The formation looked a bit like this. David Alaba and Joshua Kimmich hugged the sidelines. Javi stood in front of the defence while Thiago went forward a bit more. James roamed. The wingers and Robert Lewandowski did their usual thing.
A pressing battle
BVB have a tradition of midfield pressing, a tactic they used well in the middle of the park in Dortmund on Saturday. The ganged up to clog ball circulation and make it hard to push forward to feed Robert Lewandowski and Kingsley Coman.
Once they forced Bayern players to bring the action back to the defence, they came forward with Pierre-Emerick Aubameyang and Andriy Yarmolenko chasing to minimise movement or force mistake. In the meantime, their mates marked in the middle so that FCB could only make progress on the flanks.
Bayern sometimes made the mistake of not committing enough men to the central midfield. Outnumbered on the play below, Javi lost the ball and BVB countered. Sven Ulreich had to make a fine save to make sure the Bees could not tie the game.
Once again: high pressure in the midfield, forcing a pass to the back.
Key matchups and battle on the flanks
I was particularly interested in two key matchups during that game.

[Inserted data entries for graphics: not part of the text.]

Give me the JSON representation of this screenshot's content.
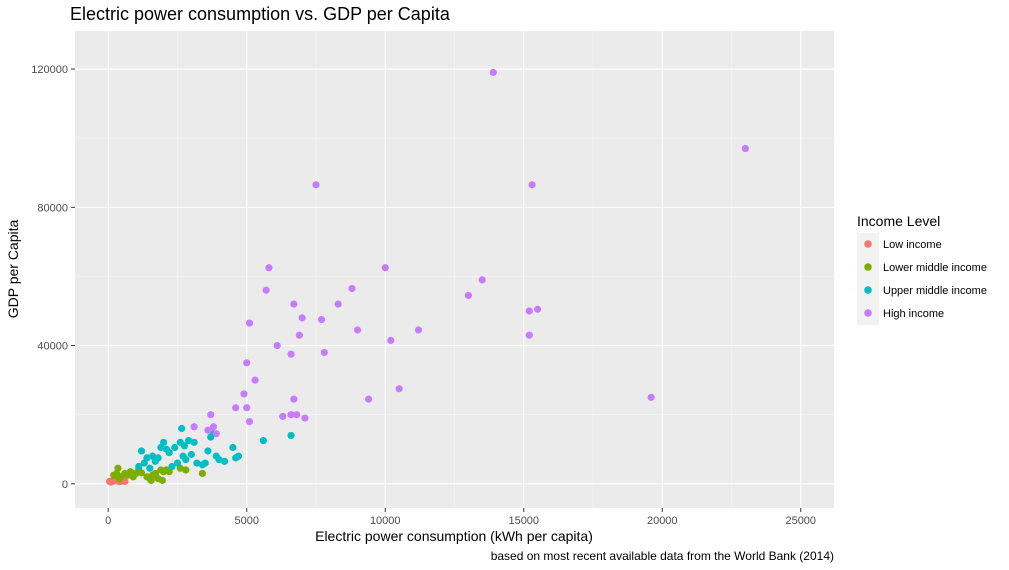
{
  "chart_data": {
    "type": "scatter",
    "title": "Electric power consumption vs. GDP per Capita",
    "xlabel": "Electric power consumption (kWh per capita)",
    "ylabel": "GDP per Capita",
    "caption": "based on most recent available data from the World Bank (2014)",
    "xlim": [
      -1200,
      26200
    ],
    "ylim": [
      -7000,
      131000
    ],
    "x_ticks": [
      0,
      5000,
      10000,
      15000,
      20000,
      25000
    ],
    "x_tick_labels": [
      "0",
      "5000",
      "10000",
      "15000",
      "20000",
      "25000"
    ],
    "y_ticks": [
      0,
      40000,
      80000,
      120000
    ],
    "y_tick_labels": [
      "0",
      "40000",
      "80000",
      "120000"
    ],
    "grid": true,
    "legend": {
      "title": "Income Level",
      "position": "right"
    },
    "series": [
      {
        "name": "Low income",
        "color": "#F8766D",
        "points": [
          [
            50,
            700
          ],
          [
            100,
            500
          ],
          [
            150,
            900
          ],
          [
            200,
            800
          ],
          [
            300,
            1200
          ],
          [
            400,
            600
          ],
          [
            500,
            800
          ],
          [
            550,
            1000
          ],
          [
            600,
            700
          ]
        ]
      },
      {
        "name": "Lower middle income",
        "color": "#7CAE00",
        "points": [
          [
            200,
            2500
          ],
          [
            300,
            3000
          ],
          [
            350,
            4500
          ],
          [
            400,
            1500
          ],
          [
            450,
            2000
          ],
          [
            600,
            3000
          ],
          [
            700,
            2500
          ],
          [
            800,
            3500
          ],
          [
            900,
            2000
          ],
          [
            1000,
            3000
          ],
          [
            1100,
            4000
          ],
          [
            1200,
            3200
          ],
          [
            1400,
            2000
          ],
          [
            1500,
            1500
          ],
          [
            1550,
            1000
          ],
          [
            1600,
            2500
          ],
          [
            1700,
            3000
          ],
          [
            1800,
            1500
          ],
          [
            1900,
            4000
          ],
          [
            1950,
            1000
          ],
          [
            2000,
            3500
          ],
          [
            2100,
            4000
          ],
          [
            2200,
            3500
          ],
          [
            2600,
            4500
          ],
          [
            2800,
            4000
          ],
          [
            3400,
            3000
          ]
        ]
      },
      {
        "name": "Upper middle income",
        "color": "#00BFC4",
        "points": [
          [
            1100,
            5000
          ],
          [
            1200,
            9500
          ],
          [
            1300,
            6000
          ],
          [
            1400,
            7500
          ],
          [
            1500,
            4500
          ],
          [
            1600,
            8000
          ],
          [
            1700,
            6500
          ],
          [
            1800,
            7500
          ],
          [
            1900,
            10500
          ],
          [
            2000,
            12000
          ],
          [
            2100,
            10000
          ],
          [
            2200,
            9000
          ],
          [
            2300,
            5000
          ],
          [
            2400,
            10500
          ],
          [
            2500,
            6000
          ],
          [
            2600,
            12000
          ],
          [
            2650,
            16000
          ],
          [
            2700,
            8000
          ],
          [
            2750,
            11000
          ],
          [
            2800,
            7000
          ],
          [
            2900,
            12500
          ],
          [
            3000,
            8500
          ],
          [
            3100,
            12000
          ],
          [
            3200,
            6000
          ],
          [
            3400,
            5500
          ],
          [
            3500,
            6000
          ],
          [
            3600,
            9500
          ],
          [
            3700,
            13500
          ],
          [
            3800,
            14500
          ],
          [
            3900,
            8000
          ],
          [
            4000,
            7000
          ],
          [
            4200,
            6500
          ],
          [
            4500,
            10500
          ],
          [
            4600,
            7500
          ],
          [
            4700,
            8000
          ],
          [
            5600,
            12500
          ],
          [
            6600,
            14000
          ]
        ]
      },
      {
        "name": "High income",
        "color": "#C77CFF",
        "points": [
          [
            3100,
            16500
          ],
          [
            3600,
            15500
          ],
          [
            3700,
            20000
          ],
          [
            3800,
            16500
          ],
          [
            3900,
            14500
          ],
          [
            4600,
            22000
          ],
          [
            4900,
            26000
          ],
          [
            5000,
            35000
          ],
          [
            5000,
            22000
          ],
          [
            5100,
            18000
          ],
          [
            5100,
            46500
          ],
          [
            5300,
            30000
          ],
          [
            5700,
            56000
          ],
          [
            5800,
            62500
          ],
          [
            6100,
            40000
          ],
          [
            6300,
            19500
          ],
          [
            6600,
            37500
          ],
          [
            6600,
            20000
          ],
          [
            6700,
            52000
          ],
          [
            6700,
            24500
          ],
          [
            6800,
            20000
          ],
          [
            6900,
            43000
          ],
          [
            7000,
            48000
          ],
          [
            7100,
            19000
          ],
          [
            7500,
            86500
          ],
          [
            7700,
            47500
          ],
          [
            7800,
            38000
          ],
          [
            8300,
            52000
          ],
          [
            8800,
            56500
          ],
          [
            9000,
            44500
          ],
          [
            9400,
            24500
          ],
          [
            10000,
            62500
          ],
          [
            10200,
            41500
          ],
          [
            10500,
            27500
          ],
          [
            11200,
            44500
          ],
          [
            13000,
            54500
          ],
          [
            13500,
            59000
          ],
          [
            13900,
            119000
          ],
          [
            15200,
            43000
          ],
          [
            15200,
            50000
          ],
          [
            15300,
            86500
          ],
          [
            15500,
            50500
          ],
          [
            19600,
            25000
          ],
          [
            23000,
            97000
          ]
        ]
      }
    ]
  }
}
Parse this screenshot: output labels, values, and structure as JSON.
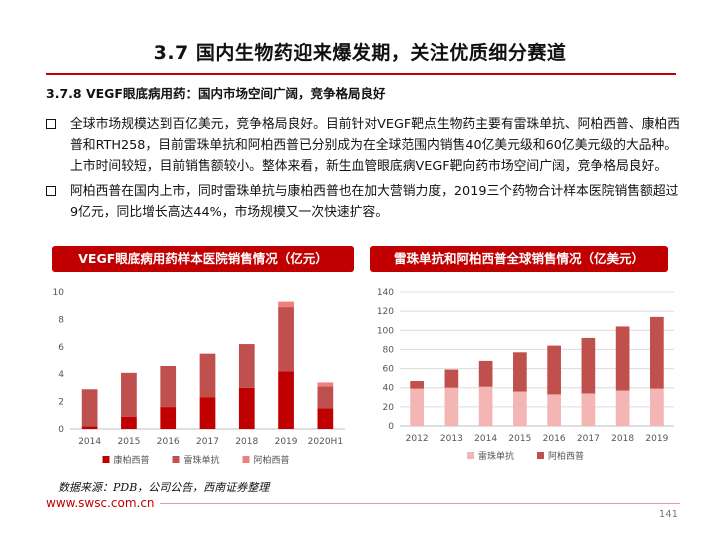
{
  "slide": {
    "title": "3.7 国内生物药迎来爆发期，关注优质细分赛道",
    "section_heading": "3.7.8 VEGF眼底病用药：国内市场空间广阔，竞争格局良好",
    "bullets": [
      "全球市场规模达到百亿美元，竞争格局良好。目前针对VEGF靶点生物药主要有雷珠单抗、阿柏西普、康柏西普和RTH258，目前雷珠单抗和阿柏西普已分别成为在全球范围内销售40亿美元级和60亿美元级的大品种。上市时间较短，目前销售额较小。整体来看，新生血管眼底病VEGF靶向药市场空间广阔，竞争格局良好。",
      "阿柏西普在国内上市，同时雷珠单抗与康柏西普也在加大营销力度，2019三个药物合计样本医院销售额超过9亿元，同比增长高达44%，市场规模又一次快速扩容。"
    ],
    "source": "数据来源：PDB，公司公告，西南证券整理",
    "footer_url": "www.swsc.com.cn",
    "page_number": "141"
  },
  "colors": {
    "accent": "#c00000",
    "series_kangbai": "#c00000",
    "series_leizhu": "#c0504d",
    "series_abai": "#f08080",
    "series_leizhu_global": "#f4b6b4",
    "series_abai_global": "#c0504d"
  },
  "chart_data": [
    {
      "type": "bar",
      "stacked": true,
      "title": "VEGF眼底病用药样本医院销售情况（亿元）",
      "categories": [
        "2014",
        "2015",
        "2016",
        "2017",
        "2018",
        "2019",
        "2020H1"
      ],
      "series": [
        {
          "name": "康柏西普",
          "values": [
            0.2,
            0.9,
            1.6,
            2.3,
            3.0,
            4.2,
            1.5
          ]
        },
        {
          "name": "雷珠单抗",
          "values": [
            2.7,
            3.2,
            3.0,
            3.2,
            3.2,
            4.7,
            1.6
          ]
        },
        {
          "name": "阿柏西普",
          "values": [
            0,
            0,
            0,
            0,
            0,
            0.4,
            0.3
          ]
        }
      ],
      "ylim": [
        0,
        10
      ],
      "yticks": [
        "0",
        "2",
        "4",
        "6",
        "8",
        "10"
      ],
      "legend": "bottom",
      "grid": false
    },
    {
      "type": "bar",
      "stacked": true,
      "title": "雷珠单抗和阿柏西普全球销售情况（亿美元）",
      "categories": [
        "2012",
        "2013",
        "2014",
        "2015",
        "2016",
        "2017",
        "2018",
        "2019"
      ],
      "series": [
        {
          "name": "雷珠单抗",
          "values": [
            39,
            40,
            41,
            36,
            33,
            34,
            37,
            39
          ]
        },
        {
          "name": "阿柏西普",
          "values": [
            8,
            19,
            27,
            41,
            51,
            58,
            67,
            75
          ]
        }
      ],
      "ylim": [
        0,
        140
      ],
      "yticks": [
        "0",
        "20",
        "40",
        "60",
        "80",
        "100",
        "120",
        "140"
      ],
      "legend": "bottom",
      "grid": true
    }
  ]
}
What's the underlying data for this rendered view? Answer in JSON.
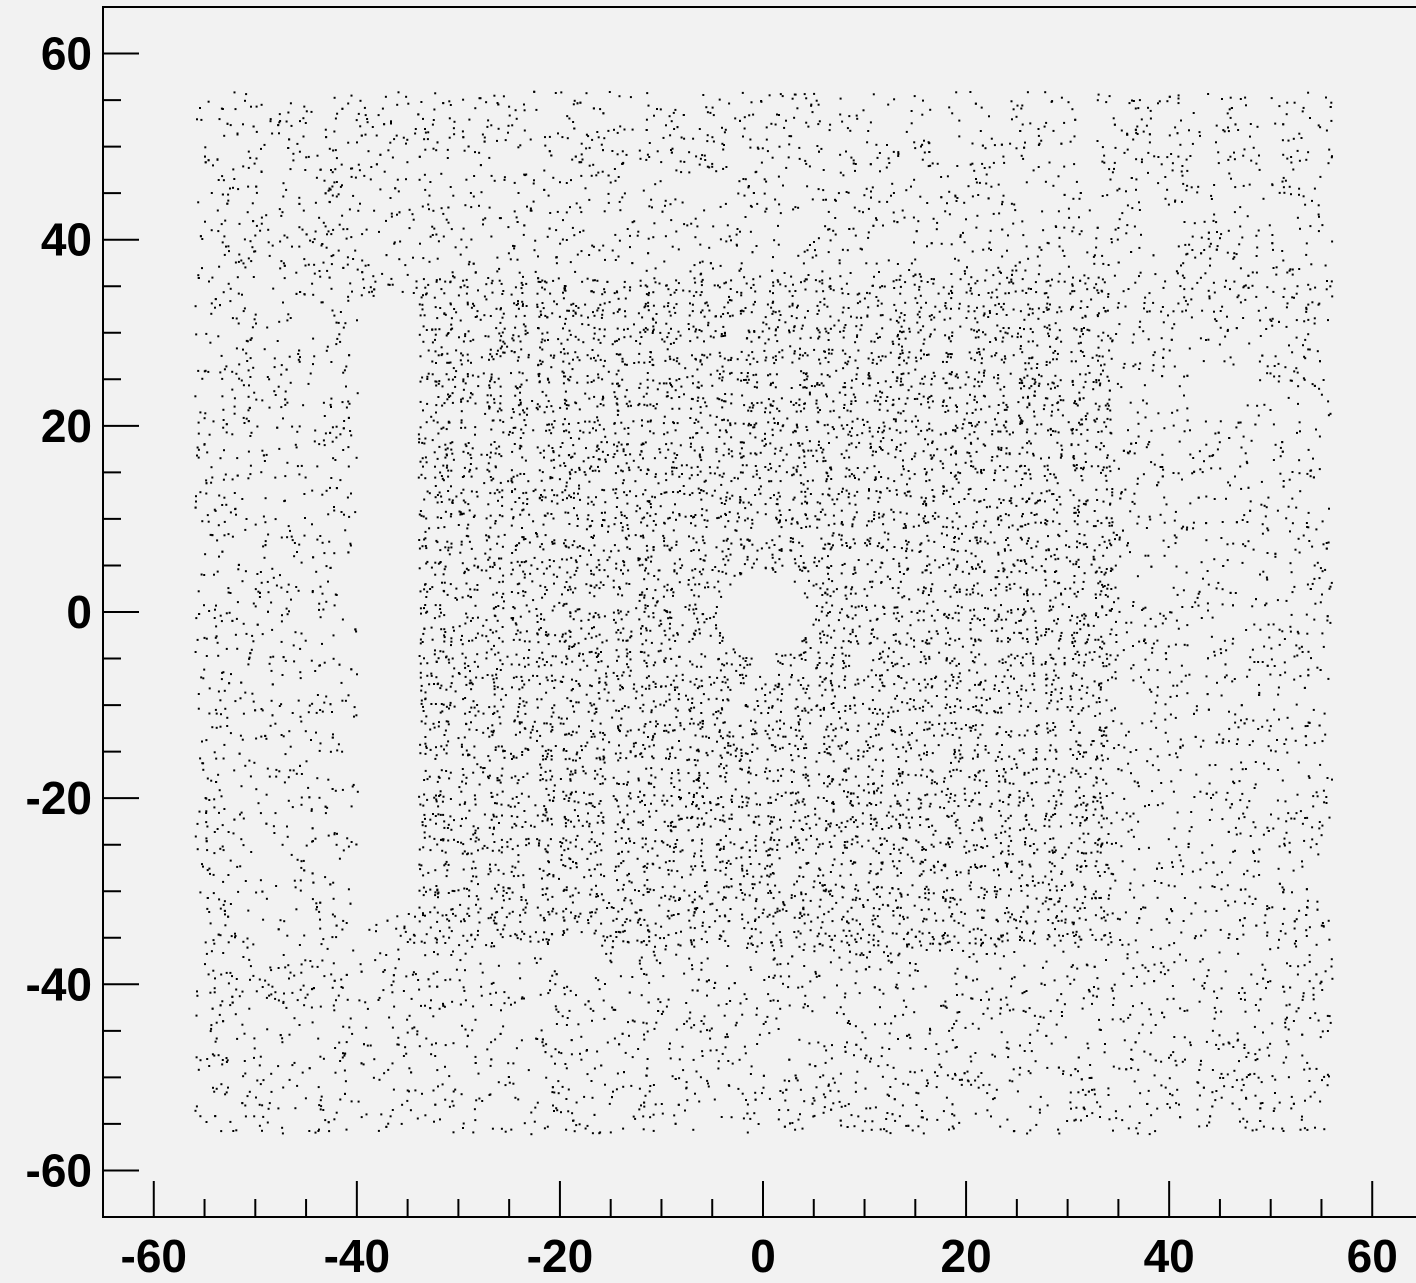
{
  "chart_data": {
    "type": "scatter",
    "title": "",
    "xlabel": "",
    "ylabel": "",
    "xlim": [
      -65,
      65
    ],
    "ylim": [
      -65,
      65
    ],
    "x_ticks": [
      -60,
      -40,
      -20,
      0,
      20,
      40,
      60
    ],
    "y_ticks": [
      -60,
      -40,
      -20,
      0,
      20,
      40,
      60
    ],
    "x_tick_labels": [
      "-60",
      "-40",
      "-20",
      "0",
      "20",
      "40",
      "60"
    ],
    "y_tick_labels": [
      "-60",
      "-40",
      "-20",
      "0",
      "20",
      "40",
      "60"
    ],
    "minor_tick_step": 5,
    "grid": false,
    "legend": "none",
    "marker_color": "#000000",
    "background_color": "#f2f2f2",
    "regions": {
      "outer_band": {
        "x": [
          -56,
          56
        ],
        "y": [
          -56,
          56
        ],
        "relative_density": 0.22
      },
      "dense_grid_core": {
        "x": [
          -34,
          34
        ],
        "y": [
          -35,
          35
        ],
        "relative_density": 1.0,
        "grid_pitch": 2.5
      },
      "gap_vertical_strip": {
        "x": [
          -40,
          -34
        ],
        "y": [
          -32,
          34
        ]
      },
      "gap_center_hole": {
        "center": [
          0,
          0
        ],
        "radius": 4.5
      },
      "gap_small_holes": [
        {
          "center": [
            44.5,
            24
          ],
          "radius": 3
        },
        {
          "center": [
            -18.5,
            -37
          ],
          "radius": 2.5
        }
      ]
    }
  }
}
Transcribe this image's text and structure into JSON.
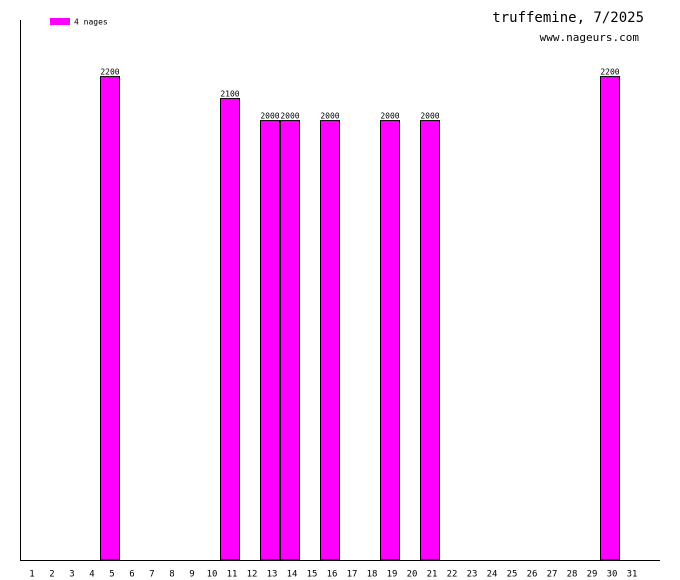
{
  "chart_data": {
    "type": "bar",
    "title": "truffemine, 7/2025",
    "subtitle": "www.nageurs.com",
    "categories": [
      "1",
      "2",
      "3",
      "4",
      "5",
      "6",
      "7",
      "8",
      "9",
      "10",
      "11",
      "12",
      "13",
      "14",
      "15",
      "16",
      "17",
      "18",
      "19",
      "20",
      "21",
      "22",
      "23",
      "24",
      "25",
      "26",
      "27",
      "28",
      "29",
      "30",
      "31"
    ],
    "series": [
      {
        "name": "4 nages",
        "color": "#ff00ff",
        "values": [
          null,
          null,
          null,
          null,
          2200,
          null,
          null,
          null,
          null,
          null,
          2100,
          null,
          2000,
          2000,
          null,
          2000,
          null,
          null,
          2000,
          null,
          2000,
          null,
          null,
          null,
          null,
          null,
          null,
          null,
          null,
          2200,
          null
        ]
      }
    ],
    "ylim": [
      0,
      2455
    ],
    "legend": "top-left"
  }
}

The first was Arjen Robben and Marcel Schmelzer squaring off on Bayern’s right flank. The Dutchman’s contribution to the defence deserves a mention because his pressing is effective. He used pace and positional awareness to mark the BVB left-back.
On the following two plays, you can see how both teams overloaded the same area of the pitch and how Robben threatened Schmelzer to steal. This forced Schmelzer and Ömer Toprak to pass back and forth, trying to find small spaces. Unsuccessfully.
In that battle, Die Bayern sometimes formed a defensive shield that would sandwich the BVB midfielders between a couple of red lines. In the circumstances, only a long ball could have unlocked the scheme.
BVB did use the long ball occasionally. This brings me to the most important one-on-one matchup of the game: Niklas Süle against Aubameyang. The gigantic central defender put Batman in his back pocket, even when he received dangerous vertical balls. The following play led to a huge, and successful, challenge.
BVB are known for playing the high line of defence, but they reverted to a defensive 4-4-2 when the Bavarians threatened in the final third. We cannot say that they are not flexible.
How do you beat a team that mixes both schemes, in addition to pressing aggressively? Vertical balls to the final third can help. Below, Thiago used David Alaba’s speed to challenge Marco Bartra at right-back.
Below, Mats Hummels targets Kingsley Coman to send him forward from a longer distance. BVB’s pressing cannot do anything about that and it puts pressure on the back line.
Sven Ulreich’s role
What a lovely surprise! In addition to providing an assist to Kingsley Coman against Celtic, keeper Sven Ulreich uses his goal kick abilities to make excellent passes over the top.
He did that against BVB on Saturday, finding Robben who then sent a delicate pass to Lewandowski. Surprised, the yellow defence could not prevent the scoring chance.
Tactics don’t decide everything in football. In the end, brilliant plays by Arjen Robben and Robert Lewandowski determined the result. However, we enjoyed proper football at Signal Iduna Park on Saturday between two excellent teams. That’s my highlight of the match.